Partendo dalla medicina tradizionale iraniana che usa lo zafferano per la cura della demenza, uno studio clinico ha dimostrato la sua l'efficacia nella terapia della malattia di Alzheimer

La forma più comune di demenza negli anziani è la malattia di Alzheimer, la quale provoca perdita progressiva della memoria, disturbi della funzione mentale, apatia, disorientamento e deterioramento fisico.Sono disponibili farmaci per prevenire lo sviluppo o la progressione dell’Alzheimer e per alleviare alcuni sintomi, ma la loro efficacia è generalmente modesta e temporanea.
Gli stimmi di zafferano essiccato (Crocus sativus) sono utilizzati nella medicina tradizionale persiana per curare la demenza e la depressione.
Gli studi in vitro e in vivo supportano l’uso dello zafferano per migliorare la funzione cognitiva, così ricercatori dell’Università di Teheran (Iran) hanno effettuato uno studio clinico in doppio cieco, randomizzato e controllato con lo scopo di confrontare l’efficacia di zafferano e donepezil, un farmaco prescritto per il trattamento dell’Alzheimer, in soggetti con malattia da lieve a moderata (Akhondzadeh S, Shafiee Sabet M et Al. A 22-week, multicenter, randomized, double-blind controlled trial of Crocus sativus in the treatment of mild-to-moderate Alzheimer’s disease. Psychopharmacology 2010 Jan;207(4):637-43).
Lo studio ha coinvolto 54 soggetti, 27 sono stati assegnati in modo random al gruppo di zafferano e 27 sono stati assegnati in modo random al gruppo donepezil utilizzando un codice generato al computer.
I soggetti nel gruppo zafferano ricevevano 15 mg di estratto di zafferano al giorno (1 capsula) per le prime 4 settimane e 30 mg di estratto di zafferano al giorno (2 capsule) per ulteriori 18 settimane. L’estratto di zafferano è stato preparato da estrazione con l’80% di etanolo di stimmi essiccati e macinati, rapporto 1:15 w/v, seguita da essiccazione. L’estratto contiene 0,13-0,15 mg di safranale e 1,65- news international 1,75 mg di crocina per 15 mg.
I soggetti nel gruppo donepezil hanno ricevuto 5 mg di donepezil (1 capsula) al giorno per le prime 4 settimane e 10 mg di donepezil (2 capsule) al giorno per ulteriori 18 settimane.

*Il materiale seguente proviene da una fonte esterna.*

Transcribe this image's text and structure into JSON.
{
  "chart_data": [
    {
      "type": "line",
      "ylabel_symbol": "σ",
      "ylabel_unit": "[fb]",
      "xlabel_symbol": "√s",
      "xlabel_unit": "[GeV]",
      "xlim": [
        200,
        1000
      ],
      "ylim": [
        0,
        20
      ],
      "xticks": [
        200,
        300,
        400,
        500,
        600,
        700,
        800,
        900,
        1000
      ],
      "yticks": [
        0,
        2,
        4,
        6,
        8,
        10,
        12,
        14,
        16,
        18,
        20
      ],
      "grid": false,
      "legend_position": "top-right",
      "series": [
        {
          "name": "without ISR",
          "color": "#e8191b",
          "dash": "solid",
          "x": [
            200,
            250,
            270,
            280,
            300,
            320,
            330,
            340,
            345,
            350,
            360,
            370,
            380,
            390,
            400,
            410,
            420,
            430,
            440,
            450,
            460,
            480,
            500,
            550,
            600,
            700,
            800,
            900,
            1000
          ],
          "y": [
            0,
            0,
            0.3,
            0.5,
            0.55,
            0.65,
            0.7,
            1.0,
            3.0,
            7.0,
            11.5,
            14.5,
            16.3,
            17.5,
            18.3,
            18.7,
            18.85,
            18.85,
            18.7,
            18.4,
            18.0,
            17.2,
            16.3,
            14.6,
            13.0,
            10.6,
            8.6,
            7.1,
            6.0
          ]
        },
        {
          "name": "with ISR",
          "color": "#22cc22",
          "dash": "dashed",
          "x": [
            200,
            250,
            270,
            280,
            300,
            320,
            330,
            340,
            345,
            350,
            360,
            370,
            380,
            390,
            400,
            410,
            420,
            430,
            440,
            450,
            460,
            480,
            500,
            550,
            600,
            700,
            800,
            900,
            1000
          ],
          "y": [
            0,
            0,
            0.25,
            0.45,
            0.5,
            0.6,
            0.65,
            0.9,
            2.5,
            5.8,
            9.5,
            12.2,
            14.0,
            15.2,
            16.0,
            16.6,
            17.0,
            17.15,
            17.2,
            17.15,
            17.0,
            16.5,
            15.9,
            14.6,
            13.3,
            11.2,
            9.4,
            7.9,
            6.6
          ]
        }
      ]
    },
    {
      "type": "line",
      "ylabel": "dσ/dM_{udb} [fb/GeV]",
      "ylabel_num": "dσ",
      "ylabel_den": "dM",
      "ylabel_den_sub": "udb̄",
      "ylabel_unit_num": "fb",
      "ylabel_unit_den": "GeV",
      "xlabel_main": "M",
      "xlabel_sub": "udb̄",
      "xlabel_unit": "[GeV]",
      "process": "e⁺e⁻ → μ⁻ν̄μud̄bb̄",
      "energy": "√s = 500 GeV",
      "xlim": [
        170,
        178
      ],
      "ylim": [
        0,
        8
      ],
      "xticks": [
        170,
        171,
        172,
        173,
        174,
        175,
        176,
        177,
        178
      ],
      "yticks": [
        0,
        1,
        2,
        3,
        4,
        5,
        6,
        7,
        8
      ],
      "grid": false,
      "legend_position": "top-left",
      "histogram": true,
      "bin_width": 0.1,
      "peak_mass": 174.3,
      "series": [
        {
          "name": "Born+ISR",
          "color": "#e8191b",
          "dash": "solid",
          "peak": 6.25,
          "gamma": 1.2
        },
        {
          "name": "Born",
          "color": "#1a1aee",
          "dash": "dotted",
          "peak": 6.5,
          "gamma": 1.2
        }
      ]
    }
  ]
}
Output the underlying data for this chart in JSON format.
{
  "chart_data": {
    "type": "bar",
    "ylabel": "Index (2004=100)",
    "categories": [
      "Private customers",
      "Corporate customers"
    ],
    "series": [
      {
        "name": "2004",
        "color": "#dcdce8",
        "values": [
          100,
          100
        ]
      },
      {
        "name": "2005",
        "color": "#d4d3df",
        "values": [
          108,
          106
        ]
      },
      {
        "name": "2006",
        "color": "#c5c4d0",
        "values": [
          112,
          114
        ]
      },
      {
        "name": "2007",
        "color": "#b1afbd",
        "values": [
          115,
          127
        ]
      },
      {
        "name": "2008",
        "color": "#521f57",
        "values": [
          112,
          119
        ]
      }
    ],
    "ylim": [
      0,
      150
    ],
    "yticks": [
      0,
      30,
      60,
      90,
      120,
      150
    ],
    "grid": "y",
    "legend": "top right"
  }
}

L’Alzheimer’s Disease Assessment Scale-Cognitive Subscale e il Clinical Dementia Rating Scale-Sums of Boxes sono stati i criteri di valutazione utilizzati per misurare i cambiamenti nelle prestazioni cognitive e nei profili clinici. Tali valutazioni sono state effettuate ogni 2 settimane.
L’età media dei partecipanti era 72,7 anni nel gruppo zafferano e 73,9 anni nel gruppo donepezil.
Lo zafferano è risultato efficace quanto il donepezil nel migliorare i punteggi dei due metodi di valutazione utilizzati, ma ha ridotto gli episodi di vomito.
Gli Autori concludono che questo studio fornisce la prova preliminare di un possibile effetto terapeutico dell’estratto di zafferano nel trattamento dei pazienti con malattia di Alzheimer di grado lieve-moderata e che lo zafferano è sicuro ed è stato ben tollerato durante le 22 settimane di trattamento.
Pur non essendo emerse differenze significative nei punteggi delle due scale di valutazione dalla settimana 22 rispetto al valore iniziale, i soggetti del gruppo zafferano hanno espresso benefici statisticamente significativi rispetto alla funzione cognitiva dopo il trattamento.
Gli Autori sottolineano che la dimensione del campione era piccola e la durata dello studio è stato relativamente breve per la valutazione della progressione della malattia, ma gli effetti benefici dello zafferano sulla funzione cognitiva osservati sono coerenti con il suo uso tradizionale nella medicina tradizionale persiana e con i risultati degli studi su animali e in laboratorio.